EXCLUSIVE: Yemeni Activist: Rescuing Child Terror Recruits ‘Really Emotional and Moving’
WASHINGTON – Today, Fadia Najib Thabet lives in Vermont, where she is attending an American university. But for many years before leaving her country, she helped boys who got caught up in the violence through recruitment, kidnapping and even some at the urging of their parents.
Thabet left her native Yemen in the wake of armed conflict between the government, Houthis rebels, and terrorist groups– including the local affiliate of al-Qaeda in the Arabian Peninsula (AQAP), or Ansar al Sharia.
For many years, Thabet worked with the United Nations and other non-government international agencies to help boys as young as nine years old regain their lives and rejoin their family and larger community. She also helped young girls who married terrorists in a country with high poverty and no laws banning child marriage.
“When we are approaching any case, we are not just only collecting evidence, we are trying to approach those cases as a human being,” Thabet told Breitbart News during her visit to Washington, D.C. last week to be honored at the International Women of Courage event at the State Department. “We are not considering them as cases, we’re considering them as kids.”
“So it’s a long relationship that we are trying to build,” Fadia said.
The relationship is built by offering the children and their families counseling, financial aid and in some cases prosthetics for boys who lost limbs or suffered other disabling injuries on the battlefield.
Most communities welcome back their boys, Thabet said.
“Because they are children, it is really emotional and moving,” Thabet said. “So they will forgive very quickly.”
“They know they’ve been brainwashed,” said Thabet, adding that terrorists easily attract children with promises of money, weapons, and status.
She said that the Yemeni government had agreed to a U.N. Plan of Action to make 18 the legal age for military service, but the latest outbreak of war that began in 2015 has put off its implementation.
“We had our allies in the government and we also had our enemies,” Fadia said. “Nothing now functions because of the war.”
According to Human Rights Watch’s World Report 2017, children have been devastated by the armed conflict in Yemen:
The UN secretary-general included the Houthis, government forces, pro-government militias, Al-Qaeda in the Arabian Peninsula (AQAP) and, for the first time, the Saudi Arabia-led coalition on his annual ‘list of shame’ for grave violations against children during armed conflict.

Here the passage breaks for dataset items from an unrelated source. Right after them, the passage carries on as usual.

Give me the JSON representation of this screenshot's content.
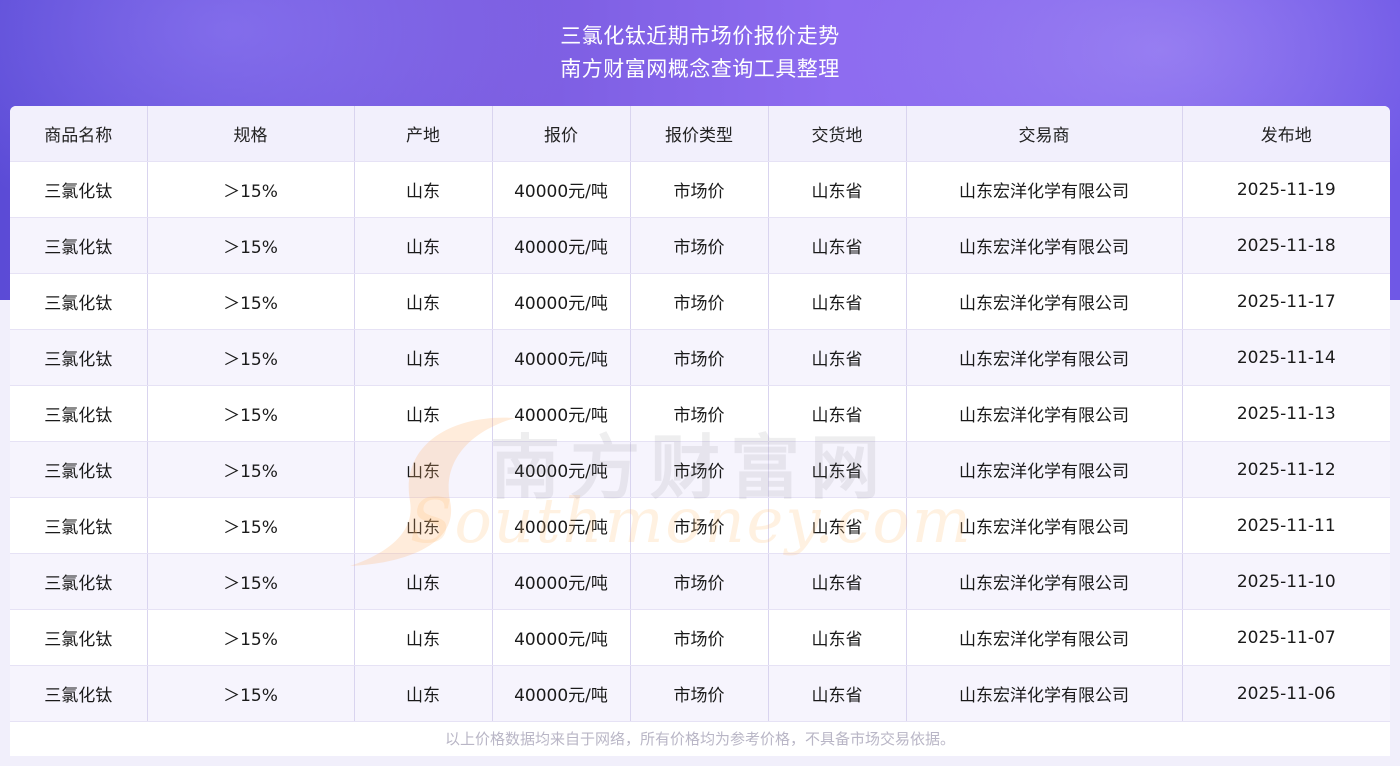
{
  "header": {
    "title_line1": "三氯化钛近期市场价报价走势",
    "title_line2": "南方财富网概念查询工具整理"
  },
  "table": {
    "columns": [
      "商品名称",
      "规格",
      "产地",
      "报价",
      "报价类型",
      "交货地",
      "交易商",
      "发布地"
    ],
    "rows": [
      [
        "三氯化钛",
        "＞15%",
        "山东",
        "40000元/吨",
        "市场价",
        "山东省",
        "山东宏洋化学有限公司",
        "2025-11-19"
      ],
      [
        "三氯化钛",
        "＞15%",
        "山东",
        "40000元/吨",
        "市场价",
        "山东省",
        "山东宏洋化学有限公司",
        "2025-11-18"
      ],
      [
        "三氯化钛",
        "＞15%",
        "山东",
        "40000元/吨",
        "市场价",
        "山东省",
        "山东宏洋化学有限公司",
        "2025-11-17"
      ],
      [
        "三氯化钛",
        "＞15%",
        "山东",
        "40000元/吨",
        "市场价",
        "山东省",
        "山东宏洋化学有限公司",
        "2025-11-14"
      ],
      [
        "三氯化钛",
        "＞15%",
        "山东",
        "40000元/吨",
        "市场价",
        "山东省",
        "山东宏洋化学有限公司",
        "2025-11-13"
      ],
      [
        "三氯化钛",
        "＞15%",
        "山东",
        "40000元/吨",
        "市场价",
        "山东省",
        "山东宏洋化学有限公司",
        "2025-11-12"
      ],
      [
        "三氯化钛",
        "＞15%",
        "山东",
        "40000元/吨",
        "市场价",
        "山东省",
        "山东宏洋化学有限公司",
        "2025-11-11"
      ],
      [
        "三氯化钛",
        "＞15%",
        "山东",
        "40000元/吨",
        "市场价",
        "山东省",
        "山东宏洋化学有限公司",
        "2025-11-10"
      ],
      [
        "三氯化钛",
        "＞15%",
        "山东",
        "40000元/吨",
        "市场价",
        "山东省",
        "山东宏洋化学有限公司",
        "2025-11-07"
      ],
      [
        "三氯化钛",
        "＞15%",
        "山东",
        "40000元/吨",
        "市场价",
        "山东省",
        "山东宏洋化学有限公司",
        "2025-11-06"
      ]
    ]
  },
  "footnote": "以上价格数据均来自于网络，所有价格均为参考价格，不具备市场交易依据。",
  "watermark": {
    "text_cn": "南方财富网",
    "text_en": "Southmoney.com"
  },
  "colors": {
    "header_gradient_start": "#5b4bd6",
    "header_gradient_end": "#8e6cf0",
    "table_header_bg": "#f2f0fc",
    "row_alt_bg": "#f6f4fd",
    "footnote_text": "#b9b6c6"
  }
}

The coalition was responsible for 60 percent of the 785 children killed and 1,168 children wounded, and nearly half of the 101 attacks on schools and hospitals, according to the report.
Houthi forces, government and pro-government forces, and other armed groups have used child soldiers, an estimated one-third of the fighters in Yemen. The UN found in 2015 that 72 percent of 762 verified cases of child recruitment were attributable to the Houthis, with an overall five-fold increase in recruitment of children and a shift towards forced or involuntary recruitment.

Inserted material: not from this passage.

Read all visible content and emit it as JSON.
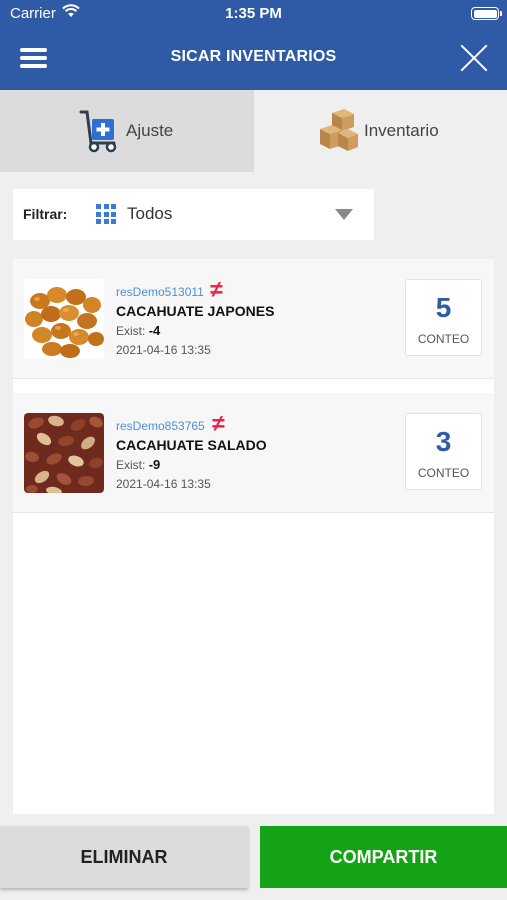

Under Yemeni law, 18 is the minimum age for military service. In 2014, the government signed a UN action plan to end the use of child soldiers. Without an effective government in place, the action plan has not been implemented.

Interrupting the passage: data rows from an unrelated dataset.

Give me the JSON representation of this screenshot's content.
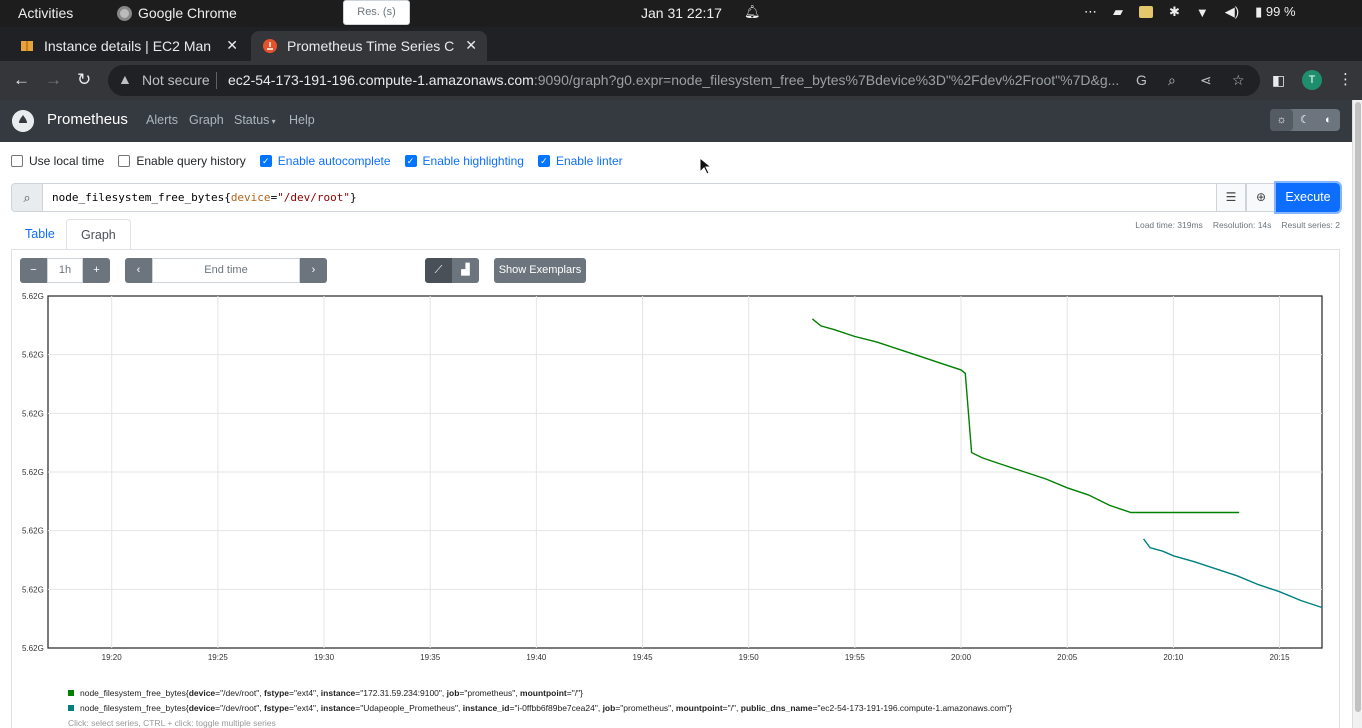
{
  "os": {
    "activities": "Activities",
    "app_name": "Google Chrome",
    "clock": "Jan 31  22:17",
    "battery": "99 %"
  },
  "browser": {
    "tabs": [
      {
        "title": "Instance details | EC2 Man",
        "active": false
      },
      {
        "title": "Prometheus Time Series C",
        "active": true
      }
    ],
    "security_label": "Not secure",
    "url_host": "ec2-54-173-191-196.compute-1.amazonaws.com",
    "url_rest": ":9090/graph?g0.expr=node_filesystem_free_bytes%7Bdevice%3D\"%2Fdev%2Froot\"%7D&g...",
    "profile_initial": "T"
  },
  "prometheus": {
    "brand": "Prometheus",
    "nav": [
      "Alerts",
      "Graph",
      "Status",
      "Help"
    ],
    "options": [
      {
        "label": "Use local time",
        "checked": false
      },
      {
        "label": "Enable query history",
        "checked": false
      },
      {
        "label": "Enable autocomplete",
        "checked": true
      },
      {
        "label": "Enable highlighting",
        "checked": true
      },
      {
        "label": "Enable linter",
        "checked": true
      }
    ],
    "query": {
      "metric": "node_filesystem_free_bytes",
      "label_key": "device",
      "label_value": "\"/dev/root\""
    },
    "execute_label": "Execute",
    "stats": {
      "load_time": "Load time: 319ms",
      "resolution": "Resolution: 14s",
      "result_series": "Result series: 2"
    },
    "tabs": {
      "table": "Table",
      "graph": "Graph"
    },
    "controls": {
      "minus": "−",
      "range": "1h",
      "plus": "+",
      "end_time_placeholder": "End time",
      "res_placeholder": "Res. (s)",
      "show_exemplars": "Show Exemplars"
    },
    "hint": "Click: select series, CTRL + click: toggle multiple series"
  },
  "chart_data": {
    "type": "line",
    "x_ticks": [
      "19:20",
      "19:25",
      "19:30",
      "19:35",
      "19:40",
      "19:45",
      "19:50",
      "19:55",
      "20:00",
      "20:05",
      "20:10",
      "20:15"
    ],
    "y_ticks": [
      "5.62G",
      "5.62G",
      "5.62G",
      "5.62G",
      "5.62G",
      "5.62G",
      "5.62G"
    ],
    "xlim_minutes": [
      "19:17",
      "20:17"
    ],
    "grid": true,
    "legend_position": "bottom",
    "series": [
      {
        "color": "#008000",
        "legend": {
          "metric": "node_filesystem_free_bytes",
          "labels": [
            {
              "k": "device",
              "v": "\"/dev/root\""
            },
            {
              "k": "fstype",
              "v": "\"ext4\""
            },
            {
              "k": "instance",
              "v": "\"172.31.59.234:9100\""
            },
            {
              "k": "job",
              "v": "\"prometheus\""
            },
            {
              "k": "mountpoint",
              "v": "\"/\""
            }
          ]
        },
        "points": [
          [
            "19:53.0",
            0.935
          ],
          [
            "19:53.4",
            0.915
          ],
          [
            "19:54.0",
            0.905
          ],
          [
            "19:55.0",
            0.885
          ],
          [
            "19:56.0",
            0.87
          ],
          [
            "19:57.0",
            0.85
          ],
          [
            "19:58.0",
            0.83
          ],
          [
            "19:59.0",
            0.81
          ],
          [
            "20:00.0",
            0.79
          ],
          [
            "20:00.2",
            0.78
          ],
          [
            "20:00.5",
            0.555
          ],
          [
            "20:01.0",
            0.54
          ],
          [
            "20:02.0",
            0.52
          ],
          [
            "20:03.0",
            0.5
          ],
          [
            "20:04.0",
            0.48
          ],
          [
            "20:05.0",
            0.455
          ],
          [
            "20:06.0",
            0.435
          ],
          [
            "20:07.0",
            0.405
          ],
          [
            "20:08.0",
            0.385
          ],
          [
            "20:13.1",
            0.385
          ]
        ]
      },
      {
        "color": "#008080",
        "legend": {
          "metric": "node_filesystem_free_bytes",
          "labels": [
            {
              "k": "device",
              "v": "\"/dev/root\""
            },
            {
              "k": "fstype",
              "v": "\"ext4\""
            },
            {
              "k": "instance",
              "v": "\"Udapeople_Prometheus\""
            },
            {
              "k": "instance_id",
              "v": "\"i-0ffbb6f89be7cea24\""
            },
            {
              "k": "job",
              "v": "\"prometheus\""
            },
            {
              "k": "mountpoint",
              "v": "\"/\""
            },
            {
              "k": "public_dns_name",
              "v": "\"ec2-54-173-191-196.compute-1.amazonaws.com\""
            }
          ]
        },
        "points": [
          [
            "20:08.6",
            0.31
          ],
          [
            "20:08.9",
            0.285
          ],
          [
            "20:09.5",
            0.275
          ],
          [
            "20:10.0",
            0.262
          ],
          [
            "20:11.0",
            0.245
          ],
          [
            "20:12.0",
            0.225
          ],
          [
            "20:13.0",
            0.205
          ],
          [
            "20:14.0",
            0.18
          ],
          [
            "20:15.0",
            0.16
          ],
          [
            "20:16.0",
            0.135
          ],
          [
            "20:17.0",
            0.115
          ]
        ]
      }
    ]
  }
}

The Middle East Eye reported on Friday that al-Qaeda’s presence is growing in Yemen, including in the city of Taiz, but the makeup of those involved in the conflict is complicated.
Ten groups are fighting under the banner of the Popular Resistance in Yemen, including the Salafis, Muhamashin, and al-Qaeda, all united against the Houthis rebels.
“Taiz is not a stronghold of al-Qaeda and we did not hear any mention of al-Qaeda in Taiz before the war,” a source told the MEE. “But there are some members of al-Qaeda who have come to Taiz from the southern provinces during the last two years.”
“Now they have spread to the east of the city,” the source said.